Personally, I think what matters are the movements out there, like the anti-war march in D.C. this morning, than the parties. Which is why progressive NGOs should quietly but firmly disassociate themselves from the Dems -- the associate works simply to capture the agenda of the NGOs in the machinery of the party. What is the point of that? The Dems, so far, have laughed at the threat of voting for some pure third party. Well, I think their minds would be concentrated by the attempt to fund and grow a Weld wing of the Republican party. That would be a real threat.
MSW -- The argument surely isn't that the Republican party, as it is constituted at the moment, is the perfect vehicle for redistributing wealth to the working class and legalizing marijuana. Rather, it is that the No Child Left Behind act (endorsed by Kennedy and opposed by the very Republican governor of Utah) and the Patriot act are not blocked partly because of the lack of membership between Reps and Dems to block it. The patriot act is a good place to start -- Weld, by the way, is up there with Hillary C. in supporting the bill, which the Senate unanimously re-authorized this June. But the CNN report on the House vote this June reads:
"In the final tally, 14 Republicans bucked Bush and the party leadership to vote against the Patriot Act renewal. Among Democrats, 43 supported it, while 156 voted no.
However, a number of top Democrats supported the bill, including five members of the party's House leadership -- Steny Hoyer, the minority whip; Robert Menendez and Jim Clyburn, the chairman and vice chairman of the Democratic caucus; John Spratt, assistant minority leader; and Rahm Emanuel, who chairs the Democratic Congressional Campaign Committee.
The ranking Democrats on the Intelligence and Armed Services committees -- Reps. Jane Harman and Ike Skelton -- also voted yes."
Those 14 Repubs could have been 28 or more if Southern Republicans -- and the South is a one party region of the country -- were infiltrated with more Weld Republicans.

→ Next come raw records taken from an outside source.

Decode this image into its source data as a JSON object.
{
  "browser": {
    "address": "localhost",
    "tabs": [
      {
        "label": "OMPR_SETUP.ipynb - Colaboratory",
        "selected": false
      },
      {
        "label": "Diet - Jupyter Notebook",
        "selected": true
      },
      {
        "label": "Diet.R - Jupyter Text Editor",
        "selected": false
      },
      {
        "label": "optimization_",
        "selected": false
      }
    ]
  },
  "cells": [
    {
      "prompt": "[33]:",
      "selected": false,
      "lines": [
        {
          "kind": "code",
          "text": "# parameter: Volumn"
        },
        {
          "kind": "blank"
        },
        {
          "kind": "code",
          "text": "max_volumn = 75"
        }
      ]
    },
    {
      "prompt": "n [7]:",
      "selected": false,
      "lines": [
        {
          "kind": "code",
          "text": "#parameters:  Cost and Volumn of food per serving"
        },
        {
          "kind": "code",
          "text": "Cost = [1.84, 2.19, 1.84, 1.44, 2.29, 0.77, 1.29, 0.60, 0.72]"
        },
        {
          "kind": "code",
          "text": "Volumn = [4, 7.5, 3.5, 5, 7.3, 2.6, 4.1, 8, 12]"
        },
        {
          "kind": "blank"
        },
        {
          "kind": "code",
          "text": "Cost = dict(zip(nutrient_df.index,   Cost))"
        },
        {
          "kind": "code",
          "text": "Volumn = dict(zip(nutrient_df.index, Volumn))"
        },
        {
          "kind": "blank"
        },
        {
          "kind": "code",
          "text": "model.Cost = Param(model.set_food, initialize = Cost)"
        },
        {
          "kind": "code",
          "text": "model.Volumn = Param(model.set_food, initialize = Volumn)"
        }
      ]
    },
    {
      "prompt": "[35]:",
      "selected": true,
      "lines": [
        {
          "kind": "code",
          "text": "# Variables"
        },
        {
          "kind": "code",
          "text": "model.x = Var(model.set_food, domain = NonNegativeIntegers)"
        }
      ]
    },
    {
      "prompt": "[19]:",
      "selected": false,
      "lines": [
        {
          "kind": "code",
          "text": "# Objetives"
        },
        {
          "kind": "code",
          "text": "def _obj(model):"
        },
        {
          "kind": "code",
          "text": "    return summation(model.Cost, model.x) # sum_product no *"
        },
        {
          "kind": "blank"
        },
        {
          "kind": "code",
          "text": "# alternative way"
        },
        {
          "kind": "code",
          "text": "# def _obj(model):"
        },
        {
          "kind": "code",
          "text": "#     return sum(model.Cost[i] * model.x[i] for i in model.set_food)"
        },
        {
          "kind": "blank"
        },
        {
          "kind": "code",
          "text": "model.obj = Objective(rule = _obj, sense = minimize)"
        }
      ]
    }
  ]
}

What this is a plea for is real politics, rather than the pretend politics that demonizes the GOP while supporting a minority party that makes a habit of genuflecting to the GOP any time it feels frightened. And it feels frightened all of the time that it is a minority party, and half the time that it is a majority party.
In Massachussetts, you can do much better than Weld, so there's no reason to go Republican -- but in Texas, South Carolina, Florida, etc., a Republican in the Weld mold is an excellent candidate. Instead of, for instance, the last Dem who ran for governor in Texas, who was touted as a moderate, and spent much of his time publicizing the fact that he gave Bush 250,000 dollars in campaign contributions in 2000. Wow, just what I want. Or his Senator counterpart, who was also touted as a moderate and was defeated by a genuinely extreme rightwing Republican. The Rightwing doesn't have much competition in the Republican party, and liberals think that is just fine. Which is nuts. Conservatives have the better sense to try to pick conservative dems, because it increases their chances for passing Conservative legislation. Is that simple, or what?

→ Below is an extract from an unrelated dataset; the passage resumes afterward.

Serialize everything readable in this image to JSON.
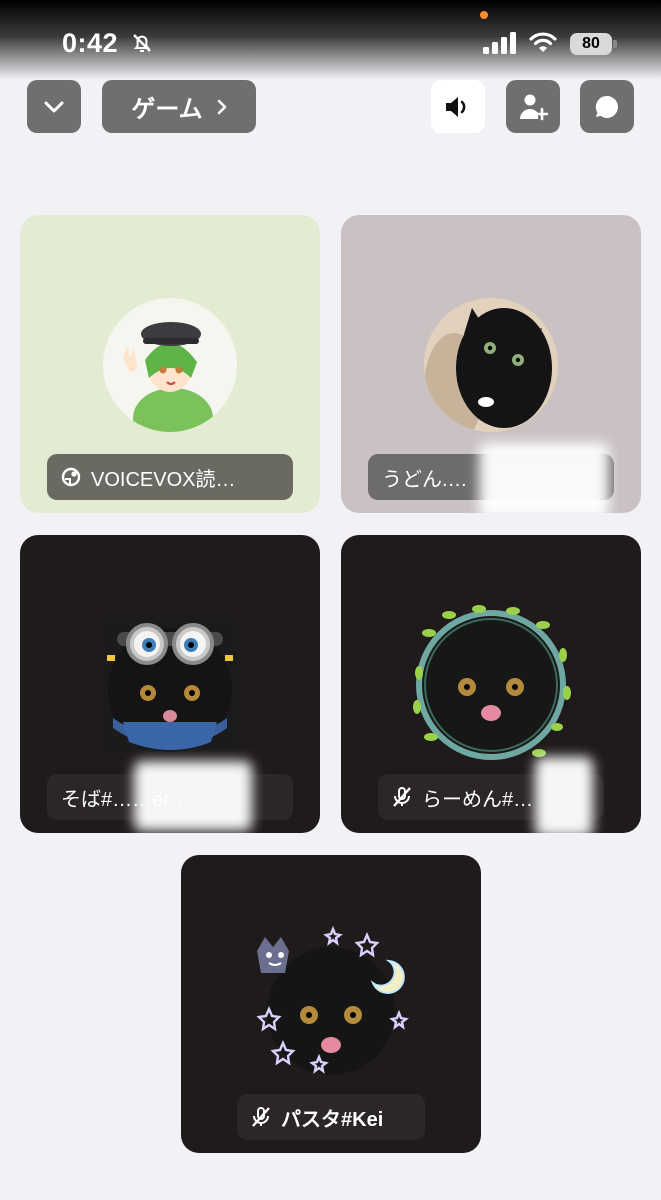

ps -- I found an old news story about Ron Kirk, the Dem Senate candidate from Texas: here's a quote from it: "Kirk has supported the president's education initiatives and has said he supports the war effort."
Great essay. I've read Noam Chomsky repeatedly say that the Dems and Repubs are just 2 wings of the same party -- the business party. I really think it's true. And there are differences between the two (especially since the Bush administration is so radical), but a lot of the "debate" among the chattering classes is just so much theatre, keeping the realm of options safely within the center right far right range.